The other night I had dinner with former State Senator John Kelly, who has a law degree and a doctorate and served his country in the JAG, or Judge Advocate General Corps. He told me once about the moment he decided to go into public service.
It was the day before his eleventh birthday at the Michigan State Fair in Detroit on Labor Day in 1960, and he was sitting on his father’s shoulders. He reached out for the hand of the big man with the shock of reddish-brown hair. “My initials are JFK!” he said.
“Well, then, you’ll go into politics too,” John F. Kennedy told him.
Whether or not you are old enough to actually remember President Kennedy, you’ve always seen him as young, tanned and handsome. So it may come as a bit of shock to realize that this Memorial Day would have been John Fitzgerald Kennedy’s one hundredth birthday.
Most Americans today have no real memory of him. In the many years since his assassination, we’ve learned that his health was far worse than anyone knew.

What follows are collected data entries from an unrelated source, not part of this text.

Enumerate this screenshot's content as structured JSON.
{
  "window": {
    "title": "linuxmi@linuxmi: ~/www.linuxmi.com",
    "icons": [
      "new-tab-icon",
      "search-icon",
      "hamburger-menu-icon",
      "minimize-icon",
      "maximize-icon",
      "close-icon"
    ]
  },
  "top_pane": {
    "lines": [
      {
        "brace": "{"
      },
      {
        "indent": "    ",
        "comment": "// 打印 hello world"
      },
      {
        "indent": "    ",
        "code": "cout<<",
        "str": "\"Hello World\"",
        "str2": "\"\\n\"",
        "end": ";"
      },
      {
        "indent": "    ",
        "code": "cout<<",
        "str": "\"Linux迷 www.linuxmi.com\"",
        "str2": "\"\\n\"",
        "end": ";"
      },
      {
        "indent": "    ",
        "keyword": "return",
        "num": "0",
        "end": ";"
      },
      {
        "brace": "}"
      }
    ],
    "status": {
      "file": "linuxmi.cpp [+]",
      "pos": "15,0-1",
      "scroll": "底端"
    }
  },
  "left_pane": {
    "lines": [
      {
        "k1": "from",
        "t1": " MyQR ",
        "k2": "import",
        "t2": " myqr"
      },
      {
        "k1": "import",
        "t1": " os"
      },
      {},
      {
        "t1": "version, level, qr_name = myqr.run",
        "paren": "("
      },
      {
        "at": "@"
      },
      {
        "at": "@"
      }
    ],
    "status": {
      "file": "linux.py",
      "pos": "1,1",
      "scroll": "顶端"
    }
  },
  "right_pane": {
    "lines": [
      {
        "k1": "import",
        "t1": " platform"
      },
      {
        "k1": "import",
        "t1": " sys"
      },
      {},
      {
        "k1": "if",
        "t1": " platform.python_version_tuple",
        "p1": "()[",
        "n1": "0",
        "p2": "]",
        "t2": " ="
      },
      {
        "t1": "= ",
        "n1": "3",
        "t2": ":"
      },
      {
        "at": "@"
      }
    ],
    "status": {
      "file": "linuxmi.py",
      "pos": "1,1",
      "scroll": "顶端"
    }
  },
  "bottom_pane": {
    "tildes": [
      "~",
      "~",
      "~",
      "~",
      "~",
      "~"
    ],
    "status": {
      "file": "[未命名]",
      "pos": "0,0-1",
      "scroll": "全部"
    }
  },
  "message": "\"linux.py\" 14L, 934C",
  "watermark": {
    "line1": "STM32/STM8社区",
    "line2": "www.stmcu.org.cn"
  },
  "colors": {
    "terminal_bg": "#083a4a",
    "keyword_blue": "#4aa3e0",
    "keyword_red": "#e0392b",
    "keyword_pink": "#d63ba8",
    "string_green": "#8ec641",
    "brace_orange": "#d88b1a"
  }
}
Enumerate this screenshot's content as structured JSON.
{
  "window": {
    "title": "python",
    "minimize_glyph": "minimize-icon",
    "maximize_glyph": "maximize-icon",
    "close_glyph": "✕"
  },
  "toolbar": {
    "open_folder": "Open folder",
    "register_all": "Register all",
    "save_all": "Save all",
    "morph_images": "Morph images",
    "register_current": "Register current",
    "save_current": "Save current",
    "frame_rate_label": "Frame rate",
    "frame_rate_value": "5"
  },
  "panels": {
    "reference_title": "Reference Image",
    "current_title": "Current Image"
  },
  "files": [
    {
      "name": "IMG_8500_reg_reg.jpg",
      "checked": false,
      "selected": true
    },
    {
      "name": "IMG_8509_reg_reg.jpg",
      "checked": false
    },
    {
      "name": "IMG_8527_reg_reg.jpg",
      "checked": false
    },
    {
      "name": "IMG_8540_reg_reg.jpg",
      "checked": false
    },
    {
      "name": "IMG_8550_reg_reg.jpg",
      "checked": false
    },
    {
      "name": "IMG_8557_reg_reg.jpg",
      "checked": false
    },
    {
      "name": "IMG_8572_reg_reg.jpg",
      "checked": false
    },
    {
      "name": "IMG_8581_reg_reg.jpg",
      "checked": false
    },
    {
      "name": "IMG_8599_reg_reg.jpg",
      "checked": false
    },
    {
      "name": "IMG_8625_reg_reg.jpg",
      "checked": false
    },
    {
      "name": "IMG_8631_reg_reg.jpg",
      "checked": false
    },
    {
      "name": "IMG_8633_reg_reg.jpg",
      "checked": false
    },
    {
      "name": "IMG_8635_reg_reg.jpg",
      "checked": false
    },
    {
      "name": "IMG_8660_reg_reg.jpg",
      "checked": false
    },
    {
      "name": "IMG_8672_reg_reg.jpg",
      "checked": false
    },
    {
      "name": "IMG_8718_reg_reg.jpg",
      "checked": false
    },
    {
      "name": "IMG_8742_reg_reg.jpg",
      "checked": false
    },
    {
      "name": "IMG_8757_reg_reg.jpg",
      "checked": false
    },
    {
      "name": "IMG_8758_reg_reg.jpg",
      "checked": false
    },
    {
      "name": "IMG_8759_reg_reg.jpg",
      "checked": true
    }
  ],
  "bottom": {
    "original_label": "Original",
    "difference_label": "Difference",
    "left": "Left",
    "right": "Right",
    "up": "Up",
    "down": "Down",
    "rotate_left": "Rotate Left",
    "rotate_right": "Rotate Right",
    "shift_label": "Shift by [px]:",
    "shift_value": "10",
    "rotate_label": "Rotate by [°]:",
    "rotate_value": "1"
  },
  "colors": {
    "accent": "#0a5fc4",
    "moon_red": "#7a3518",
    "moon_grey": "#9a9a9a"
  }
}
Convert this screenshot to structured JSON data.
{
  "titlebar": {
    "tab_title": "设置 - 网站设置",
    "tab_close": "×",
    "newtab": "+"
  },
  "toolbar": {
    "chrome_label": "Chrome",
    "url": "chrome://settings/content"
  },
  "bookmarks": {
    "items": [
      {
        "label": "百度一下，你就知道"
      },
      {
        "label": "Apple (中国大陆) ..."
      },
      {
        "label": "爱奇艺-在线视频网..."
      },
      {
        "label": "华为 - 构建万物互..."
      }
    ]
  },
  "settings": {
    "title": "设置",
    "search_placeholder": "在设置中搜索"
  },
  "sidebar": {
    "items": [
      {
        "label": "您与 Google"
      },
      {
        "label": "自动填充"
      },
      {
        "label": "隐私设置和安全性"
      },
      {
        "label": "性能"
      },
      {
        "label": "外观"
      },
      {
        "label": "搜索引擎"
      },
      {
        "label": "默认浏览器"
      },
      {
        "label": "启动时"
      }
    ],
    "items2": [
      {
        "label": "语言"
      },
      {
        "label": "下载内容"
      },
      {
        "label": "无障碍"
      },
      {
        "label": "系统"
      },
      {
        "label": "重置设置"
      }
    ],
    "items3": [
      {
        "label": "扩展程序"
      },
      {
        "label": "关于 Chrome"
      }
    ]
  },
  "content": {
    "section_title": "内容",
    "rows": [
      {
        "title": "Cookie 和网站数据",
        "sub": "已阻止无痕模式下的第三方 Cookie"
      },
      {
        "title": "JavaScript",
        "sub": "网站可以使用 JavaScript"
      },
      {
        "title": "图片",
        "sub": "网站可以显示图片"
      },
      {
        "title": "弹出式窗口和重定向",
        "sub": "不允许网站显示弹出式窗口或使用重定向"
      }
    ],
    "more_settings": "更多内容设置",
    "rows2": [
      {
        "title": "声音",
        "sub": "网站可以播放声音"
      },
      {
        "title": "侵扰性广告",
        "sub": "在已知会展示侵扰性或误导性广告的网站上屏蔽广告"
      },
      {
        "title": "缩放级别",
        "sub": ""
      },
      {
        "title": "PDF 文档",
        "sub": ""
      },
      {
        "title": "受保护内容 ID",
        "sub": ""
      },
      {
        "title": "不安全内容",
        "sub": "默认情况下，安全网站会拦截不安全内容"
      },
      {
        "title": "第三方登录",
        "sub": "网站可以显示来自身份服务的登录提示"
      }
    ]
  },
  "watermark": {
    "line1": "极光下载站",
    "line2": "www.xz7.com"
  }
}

It seems highly unlikely that he could have lived to see this day even if he had avoided Dallas on November 22, 1963 -- a day I think changed this country far more than September 11. Kennedy has now been dead longer than he was alive.
We’ve learned since that his personal behavior was sometimes shameful, and that some of his policies were largely wrongheaded. It took him too long to fully embrace the civil rights movement. But that misses the point.
The reason JFK remains near the top of every public survey of presidential greatness is that he made us think that our country was great and getting greater, and that we had an obligation to make sure that continued.
Everyone remembers “Ask not what your country can do for you; ask what you can do for your country." Less remembered is something else in that magnificent short inaugural address:
To those people in the huts and villages of half the globe struggling to break the bonds of mass misery, we pledge our best efforts to help them help themselves … because it is right. If a free society cannot help the many who are poor, it cannot save the few who are rich.
Compare that to this, from the most recent inaugural address: “From this moment on, it’s going to be America First. We must protect our borders from the ravages of other countries … stealing our companies and destroying our jobs.”
Americans today are in fact far better off, in terms of living standards, than they were in JFK’s time. Yet we don’t feel we are. It never would have occurred to Kennedy to pledge to “make America great again.” Nobody doubted that we were.
Nobody today can imagine a president telling us “we choose to go to the moon in this decade and do the other things, not because they are easy, but because they are hard.”
But Kennedy did. And he also said, “One person can make a difference, and everyone should try.”
He was a veteran and a war hero himself. So it’s fully appropriate to think of him on Memorial Day, and of a world in which our leaders could challenge us to be better than we are.